A Twitter thread popped up on my account today. It asked for female steroetypes that you don’t conform to. I owned up to having ditched make-up (apart from my trusty lippy) but it got me thinking. Yesterday, I visited a Repair Cafe (I’ll talk about that later) to get a pair of my daughter’s jeans repaired and I was so happy to be able to get this done. I don’t really like clothes shopping, that’s the other female stereotype I have ditched, but I like nice clothes. I like clothes that fit me and that I feel comfortable wearing regardless of whether they are fancy clothes or every day clothes.

One of the things I miss most about living in Hong Kong is being able to pop over the border into mainland China, specifically the district of Shenzen, and visit the Lo Wu shopping area. It was only an hour on the train. Lo Wu is famous for its fakes but I loved it for the tailoring you could get done there. The Lo Wu Commercial Centre (shopping mall) has five floors and is a real Aladdin’s cave just waiting to be explored.

The top floor is haberdashery heaven. It is full of stalls selling all sorts of fabric from silks and cottons to wool, cashmere and denim. Plus there are stalls selling ribbons, lace, buttons and all sorts of trimmings. The quality is superb and the range is huge. You can buy not only material for clothing but soft furnishing fabrics too. I’ve not got many photos, I always felt a bit awkward and it was back in the day before EVERYTHING got photographed!

I got to know one tailor quite well. Nancy and her sister could measure you up at a glance, although they wrote copious notes too. They could make garments from scratch or copy and adjust items you brought in. You know when you buy something and you wish the arms were a bit longer or shorter, or the waist could fit just that bit better? These ladies could work miracles and finally I had clothes that fitted me properly. It’s not easy having a western shape in the Far East, clothes are made for a completely different body shape to mine. I’m not an odd shape but I’m quite tall and so adding that extra length really worked for me. Plus, when you chose your own fabrics you can have your favourite clothes made in any colour you want. I own up to having had the same pair of linen trousers made in at least five colours! I had clothing altered and made from scratch with Nancy, including a beautiful winter coat I had made ready for my return to the harsh winters of the UK.

Nancy and me.

Repair and altering in the UK.

On my return to the UK I did find it easier to buy clothes that fitted me, after all I am back in the West where clothes are designed for my body shape and size. However, I still missed that snug fit that my clothes from Hong Kong had after Nancy had woven her magic. I took a few items to local tailors and discovered that dry cleaners will often do small alterations but it all seemed so expensive compared to the cost of the item of clothing. I realise that its all politics, cheap clothing is often made in sweat shops and repairs in the UK are done where employees are earning a proper wage but paying £10 to get a zip repaired on a garment that only cost £9.99 in the first place seemed bizarre.

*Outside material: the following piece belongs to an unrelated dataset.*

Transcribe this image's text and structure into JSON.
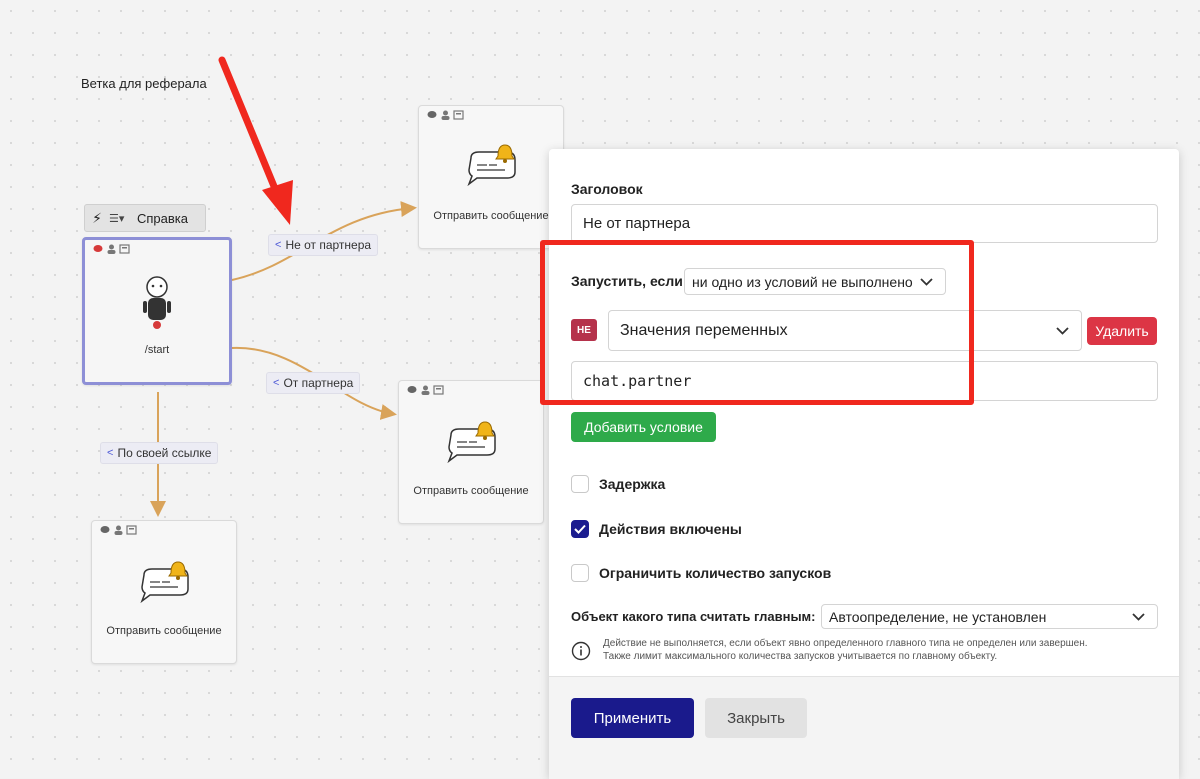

Recently there has been a beacon of light pop up on my Facebook page. A local Repair Cafe has started up. Repair Cafes are an international foundation (click here for details) and a village not far from me is now hosting a monthly drop-in centre.

Yesterday I took the oppotunity to visit and took along three items for repair. The first was a Welsh dragon that belongs to my husband and that he has had for over 40 years. The dragon’s wing had been broken and needed a better glue that we have at home. The second was a pearl earring of mine that had come away from its post, again needing better solvent that I have access to. Both were attended to by a wonderful woman, the earring there and then and she is taking the dragon away to her workshop and will return him next month.

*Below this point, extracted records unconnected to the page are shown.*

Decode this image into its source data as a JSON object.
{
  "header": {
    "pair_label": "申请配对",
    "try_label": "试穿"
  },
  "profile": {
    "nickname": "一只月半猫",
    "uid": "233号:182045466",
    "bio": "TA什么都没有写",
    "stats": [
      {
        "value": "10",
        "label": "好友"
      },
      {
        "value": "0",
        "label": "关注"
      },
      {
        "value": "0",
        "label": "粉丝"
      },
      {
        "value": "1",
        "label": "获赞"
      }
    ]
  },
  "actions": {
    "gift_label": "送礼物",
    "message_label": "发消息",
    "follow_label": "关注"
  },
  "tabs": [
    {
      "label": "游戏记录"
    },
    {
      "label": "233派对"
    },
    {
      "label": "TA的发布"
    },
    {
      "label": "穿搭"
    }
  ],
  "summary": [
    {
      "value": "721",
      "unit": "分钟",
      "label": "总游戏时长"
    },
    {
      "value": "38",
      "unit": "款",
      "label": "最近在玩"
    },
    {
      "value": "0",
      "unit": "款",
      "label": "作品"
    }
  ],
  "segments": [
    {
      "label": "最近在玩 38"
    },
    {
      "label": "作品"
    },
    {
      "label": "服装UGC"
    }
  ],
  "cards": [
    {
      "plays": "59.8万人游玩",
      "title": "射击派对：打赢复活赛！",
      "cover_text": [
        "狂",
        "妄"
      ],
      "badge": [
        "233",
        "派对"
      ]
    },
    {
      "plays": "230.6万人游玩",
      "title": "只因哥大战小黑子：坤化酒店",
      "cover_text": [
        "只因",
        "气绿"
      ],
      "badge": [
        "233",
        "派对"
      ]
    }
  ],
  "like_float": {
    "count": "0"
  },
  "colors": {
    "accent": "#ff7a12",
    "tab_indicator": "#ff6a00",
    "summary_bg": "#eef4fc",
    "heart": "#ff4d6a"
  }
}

Finally, my daughter’s jeans were called for and a lovely lady told me that the denim itself was poor and had started to fray but she could patch it inside and then top-stitch the outside. The jeans had only been worn a few times and we are careful when loading the washing machine so it was so good to give these jeans another go at life and not add them to the landfill that is clogging up our earth.

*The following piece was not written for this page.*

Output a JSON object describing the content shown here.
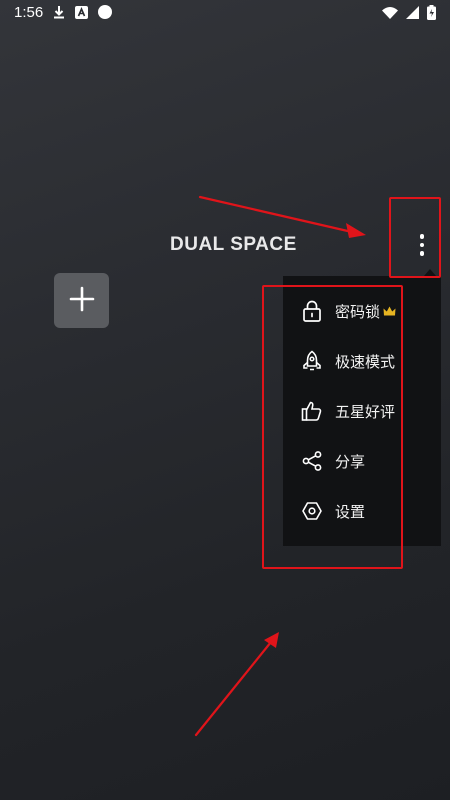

Whilst the jeans were being sewn, I sat and had a cuppa and cake and admired the bags on display, made from re-purposed fabric, what a super idea.

It felt good to be amongst talented people who know how things work and how to repair them and sit with others who need their help. There was no charge, just donations accepted but there was no hard sell or obligation, however, how can you not give if you can afford it?

We need to stop throwing things away and make them last longer but in a world where we do not value trades as much as academic honours, we shall struggle. Repair Cafes might just be the answer to part of this problem.